Eppure, se si ripensa alle atrocità commesse nelle guerre degli anni novanta, tornate di attualità in questi giorni per la condanna all’ergastolo inflitta a Mladić, è difficile negare che la dissoluzione della Jugoslavia multietnica e multiconfessionale abbia prodotto più tragedie che benefici. Il che ovviamente non vuol dire che quel paese non avesse problemi, anche molto seri e complicati.

Ma proviamo per un attimo a immaginare cosa sarebbe successo se nel 1991 la Comunità europea avesse offerto alla Jugoslavia unitaria la prospettiva di una rapida adesione alle prime avvisaglie di tensione. Non ci sarebbero state guerre, nessuna carneficina, il paese sarebbe rimasto unito, avrebbe avviato un processo di modernizzazione economica e istituzionale e si sarebbe affermato come protagonista di primo piano della nuova Europa. E in più sarebbe anche diventato una superpotenza sportiva.

È solo un esercizio di storia controfattuale, per di più parecchio controcorrente, considerato che oggi va di moda considerare prematuri perfino gli allargamenti dell’Unione europea a est del 2004 e del 2007. Ma qualche politologo ci si è cimentato. E immaginare che gli eventi avrebbero potuto prendere una piega diversa se l’Europa avesse fatto altre scelte ci può senz’altro insegnare qualcosa sulle decisioni che dovremo prendere in futuro.

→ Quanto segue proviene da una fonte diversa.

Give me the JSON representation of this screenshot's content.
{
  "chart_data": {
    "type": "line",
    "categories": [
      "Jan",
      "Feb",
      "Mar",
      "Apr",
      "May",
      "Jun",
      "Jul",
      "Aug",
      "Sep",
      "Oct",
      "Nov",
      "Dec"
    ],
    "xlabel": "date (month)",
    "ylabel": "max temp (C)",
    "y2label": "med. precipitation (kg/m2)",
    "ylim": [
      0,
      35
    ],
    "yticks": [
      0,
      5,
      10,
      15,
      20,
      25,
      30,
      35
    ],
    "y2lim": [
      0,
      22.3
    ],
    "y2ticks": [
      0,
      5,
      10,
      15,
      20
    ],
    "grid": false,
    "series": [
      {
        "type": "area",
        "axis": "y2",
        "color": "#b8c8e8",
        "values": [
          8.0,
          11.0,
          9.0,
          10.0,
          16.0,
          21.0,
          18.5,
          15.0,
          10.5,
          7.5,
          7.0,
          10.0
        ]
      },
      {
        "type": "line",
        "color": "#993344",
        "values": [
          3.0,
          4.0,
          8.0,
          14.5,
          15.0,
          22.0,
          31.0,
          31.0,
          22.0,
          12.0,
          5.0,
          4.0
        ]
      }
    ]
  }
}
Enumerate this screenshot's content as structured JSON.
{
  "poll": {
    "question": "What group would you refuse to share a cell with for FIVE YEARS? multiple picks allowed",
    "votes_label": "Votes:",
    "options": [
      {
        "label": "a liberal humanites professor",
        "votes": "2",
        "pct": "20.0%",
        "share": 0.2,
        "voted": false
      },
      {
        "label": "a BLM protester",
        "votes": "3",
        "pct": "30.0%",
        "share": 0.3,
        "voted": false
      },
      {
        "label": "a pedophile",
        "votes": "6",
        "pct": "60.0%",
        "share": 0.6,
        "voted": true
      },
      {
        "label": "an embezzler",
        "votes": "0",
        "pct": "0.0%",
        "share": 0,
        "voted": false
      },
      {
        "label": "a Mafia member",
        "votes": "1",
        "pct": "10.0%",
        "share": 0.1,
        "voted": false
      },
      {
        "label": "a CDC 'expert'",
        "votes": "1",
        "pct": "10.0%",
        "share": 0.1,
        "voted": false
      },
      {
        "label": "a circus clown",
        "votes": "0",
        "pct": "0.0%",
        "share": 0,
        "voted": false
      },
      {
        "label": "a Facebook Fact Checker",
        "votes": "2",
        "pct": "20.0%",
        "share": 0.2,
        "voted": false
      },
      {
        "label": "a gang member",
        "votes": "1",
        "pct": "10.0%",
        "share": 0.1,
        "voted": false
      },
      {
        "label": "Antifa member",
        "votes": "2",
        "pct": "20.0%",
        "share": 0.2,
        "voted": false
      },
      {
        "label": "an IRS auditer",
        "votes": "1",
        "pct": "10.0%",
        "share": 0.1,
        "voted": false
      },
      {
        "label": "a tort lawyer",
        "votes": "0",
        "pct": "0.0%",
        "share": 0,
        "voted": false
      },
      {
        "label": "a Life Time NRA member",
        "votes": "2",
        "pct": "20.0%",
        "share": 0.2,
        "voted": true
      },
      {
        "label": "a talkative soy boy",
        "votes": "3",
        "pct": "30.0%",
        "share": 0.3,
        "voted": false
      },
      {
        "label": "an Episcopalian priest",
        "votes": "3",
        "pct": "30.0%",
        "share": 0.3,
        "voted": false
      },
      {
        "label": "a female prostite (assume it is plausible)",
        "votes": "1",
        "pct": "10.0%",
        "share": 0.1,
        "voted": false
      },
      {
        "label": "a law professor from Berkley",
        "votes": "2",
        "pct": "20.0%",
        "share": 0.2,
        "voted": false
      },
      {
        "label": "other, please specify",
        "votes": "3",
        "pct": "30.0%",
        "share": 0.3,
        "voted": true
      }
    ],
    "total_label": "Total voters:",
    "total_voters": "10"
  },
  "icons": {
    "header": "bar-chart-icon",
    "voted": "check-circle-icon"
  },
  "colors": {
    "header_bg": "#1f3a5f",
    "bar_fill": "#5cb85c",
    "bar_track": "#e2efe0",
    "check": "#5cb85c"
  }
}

Qualche anno fa, a Zagabria, un ex redattore del settimanale Feral Tribune, tra i pochi giornali critici nella Croazia postindipendenza, mi disse che il nazionalismo croato e quello serbo erano come i due ubriachi della barzelletta, che si appoggiano l’uno sull’altro per non crollare a terra. Quel paragone regge ancora. Al di là degli atteggiamenti più o meno sciovinisti di partiti, governi e leader politici, le brutalità dei conflitti degli anni novanta non hanno comunque cancellato i rapporti profondi – economici, culturali, familiari – tra le persone e i popoli dei Balcani.

Il giornalista dell’Economist Tim Judah ha coniato il termine Jugosfera, altri si sono limitati a parlare di inevitabili contatti economici, ma è evidente che i paesi dell’ex Jugoslavia sono ancora uniti da legami e intrecci che sono sopravvissuti ai nuovi confini tracciati vent’anni fa.

Nazioni e globalizzazione
La domanda che a questo punto diventa inevitabile è se lo stato-nazione oggi abbia ancora senso. Probabilmente nei prossimi mesi non assisteremo alla moltiplicazione di microstati e piccole patrie all’interno dell’Unione, come qualcuno aveva paventato dopo l’inizio della crisi catalana. Tuttavia è chiaro che lo stato-nazione, pur invocato da molti, a destra come a sinistra, è ormai svuotato di potere dalla globalizzazione e allo stesso tempo minacciato da spinte secessioniste e regionaliste.

Una risposta a questa crisi potrebbe essere la nascita di un’Europa federale e delle regioni, con le decisioni prese sempre più da organismi vicini ai cittadini. La strada è lunga e il progetto è tutto da costruire. Ma dei modelli utili e attuali possono essere rintracciati nelle esperienze multinazionali e multietniche dell’Europa del passato. Anche recuperando la storia controversa di paesi e stati che non esistono più.